How! thought Isabel, how did we come to this? He does hate me. He blames her death on me, and then he calls me mad. I am not mad! But this last, she did not tell herself with any fervour or conviction, for she thought it quite likely that she may have dreamt up her entire sorry life. In doubt - and wincing against the pain of it - she climbed from the bed, and moved toward her vanity, where she pulled out her phone, and having kept it powered by sunlight, she turned it on. There she spent some fifteen minutes looking at the photographs of the world she had known before Milton; the familiar faces and places - now so wholly alien. And as she looked through the pictures, she came upon those of Mr Thornton, and thus, both worlds - both realities - collided before her eyes, and so she knew her life to be real, unless she was so utterly mad, that she could not see what was before her very eyes.
Isabel held that phone within her hand, and licking her lips, crept slowly and quietly from her room, and down the hallway, to the nursery which had been set up in anticipation of a babe, but not yet used (for Isabel meant to keep her son about her). There she found that little angel, lying peacefully in the crib; swaddled in a beautiful knitted blanket, which had been lovingly, and quite hastily, adorned with the initials G.J.T., by Mrs Thornton's practiced hand.
'My darling,' whispered Isabel, pressing a kiss to her finger, and touching it against that delicate, pale brow. And wanting to look upon that innocent face for an eternity, Isabel took her phone and busied herself about some photographs, before sitting beside the crib, taking her daughter in her arms, and rocking her as though soothing her to repose. Thus, mother fell into a weary slumber, as daughter continued her eternal sleep.

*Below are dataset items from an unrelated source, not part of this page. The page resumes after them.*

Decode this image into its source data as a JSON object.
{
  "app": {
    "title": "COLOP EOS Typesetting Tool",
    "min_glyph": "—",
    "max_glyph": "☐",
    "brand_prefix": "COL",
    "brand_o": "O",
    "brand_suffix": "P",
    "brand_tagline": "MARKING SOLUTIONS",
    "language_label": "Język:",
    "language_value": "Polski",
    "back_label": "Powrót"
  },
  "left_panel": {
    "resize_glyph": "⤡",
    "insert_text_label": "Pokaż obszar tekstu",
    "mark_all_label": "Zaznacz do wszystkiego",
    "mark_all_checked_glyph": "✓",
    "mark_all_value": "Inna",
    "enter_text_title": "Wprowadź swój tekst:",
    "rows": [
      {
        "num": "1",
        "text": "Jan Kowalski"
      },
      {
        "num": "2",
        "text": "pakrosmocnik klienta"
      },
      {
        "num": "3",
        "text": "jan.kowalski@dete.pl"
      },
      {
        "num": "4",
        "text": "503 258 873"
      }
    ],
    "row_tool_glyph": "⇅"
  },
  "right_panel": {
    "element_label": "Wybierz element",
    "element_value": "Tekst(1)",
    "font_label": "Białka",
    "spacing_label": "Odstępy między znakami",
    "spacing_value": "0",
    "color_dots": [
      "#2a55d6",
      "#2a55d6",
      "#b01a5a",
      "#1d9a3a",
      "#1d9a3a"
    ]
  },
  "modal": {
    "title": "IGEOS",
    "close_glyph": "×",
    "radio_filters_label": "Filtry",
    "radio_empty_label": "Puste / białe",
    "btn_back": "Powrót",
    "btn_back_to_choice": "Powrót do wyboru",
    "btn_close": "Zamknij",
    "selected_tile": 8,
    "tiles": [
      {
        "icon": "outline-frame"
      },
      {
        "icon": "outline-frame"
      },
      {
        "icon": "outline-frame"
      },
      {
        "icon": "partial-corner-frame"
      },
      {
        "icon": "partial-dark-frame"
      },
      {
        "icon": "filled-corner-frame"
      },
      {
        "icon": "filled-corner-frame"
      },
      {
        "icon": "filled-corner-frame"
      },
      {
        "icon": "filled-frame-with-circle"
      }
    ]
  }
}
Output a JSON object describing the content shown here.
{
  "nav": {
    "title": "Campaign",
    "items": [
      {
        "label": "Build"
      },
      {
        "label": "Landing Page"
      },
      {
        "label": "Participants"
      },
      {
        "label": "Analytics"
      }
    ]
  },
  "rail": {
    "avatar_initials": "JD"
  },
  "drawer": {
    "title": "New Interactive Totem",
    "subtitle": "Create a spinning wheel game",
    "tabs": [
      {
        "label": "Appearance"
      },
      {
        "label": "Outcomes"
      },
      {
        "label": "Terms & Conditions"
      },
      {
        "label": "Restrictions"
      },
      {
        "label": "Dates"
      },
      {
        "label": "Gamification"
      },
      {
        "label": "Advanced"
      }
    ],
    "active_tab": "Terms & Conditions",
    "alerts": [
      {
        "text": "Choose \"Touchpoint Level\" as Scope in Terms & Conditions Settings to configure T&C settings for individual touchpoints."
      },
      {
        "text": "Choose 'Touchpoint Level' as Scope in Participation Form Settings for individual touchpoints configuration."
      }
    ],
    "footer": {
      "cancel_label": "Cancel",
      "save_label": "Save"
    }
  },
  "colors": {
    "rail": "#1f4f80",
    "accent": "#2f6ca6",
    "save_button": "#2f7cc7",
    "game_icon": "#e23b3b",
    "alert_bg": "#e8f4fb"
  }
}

Mr Thornton flew down the stairs in a fit of temper, and strode through the house with such purposeful anger - his gait so aggressive and unrelenting - that his steps echoed through the floors; a door now roughly slammed, and there! If he would have only stopped to listen, he might have heard the distant, muffled cries of his rudely-woken son, as little Johnny was warmed in Mrs Thornton's bedroom. He did not stop, but hurried down the stairs and through the kitchen, streaking towards the back door. There, he collided with Layton, who was now returning from the stables. But Mr Thornton - in his pique of temper - roughly pushed the man aside, with a woeful cry of, "be gone, man!" Now he crossed the yard; the bitter, dry and tautening skin of crisp winter air, biting at his face, and searing his lungs, as he moved about in only shirtsleeves and waistcoat. The jangle of keys, and the infirmary was opened up, so that Mr Thornton might stand inside and stare at the cold, abandoned room.
He blinked against the gloom, and looked about as he saw traces of his wife scattered here; scattered there. The medical equipment only riled him, and he felt such a swell of anger and despair - he felt the world so cruel and unrelenting - that the pressure of grief took hold, and began to crush in on him, until he felt that he would burst. Now came the eruption, and with a fevered, guttural cry, Mr Thornton ripped frantically at the cabinet, and hauled it to the floor. The doctor's tools clattered to the ground, and dirt billowed up and lingered in the air, in taunting spirals; laughing at his fervent anger, with their languid, soothing twists and turns. He grimaced, and threw the examination table onto its side. Now his arms flailed, and tools were rent from the walls; clattering in a cacophony of noise. Another tortured cry, and he fairly stamped on all that lay about him; determined to destroy what had taken from him so cruelly; what had caused him to censure his wife when she was so lately grieving; what had sparked in her, those unforgivable, painful words.
Such a noise could never go unheard - for there was much crashing of furniture, the splintering of wood, the clang of metal, the breaking of glass vials, and the tortured cry of a fully-grown man, fairly brought to his knees - and not knowing what might cause the outburst, but caring just the same, Higgins came running, and pulled up short at the sight of the cool, collected Master, gone quite mad with grief.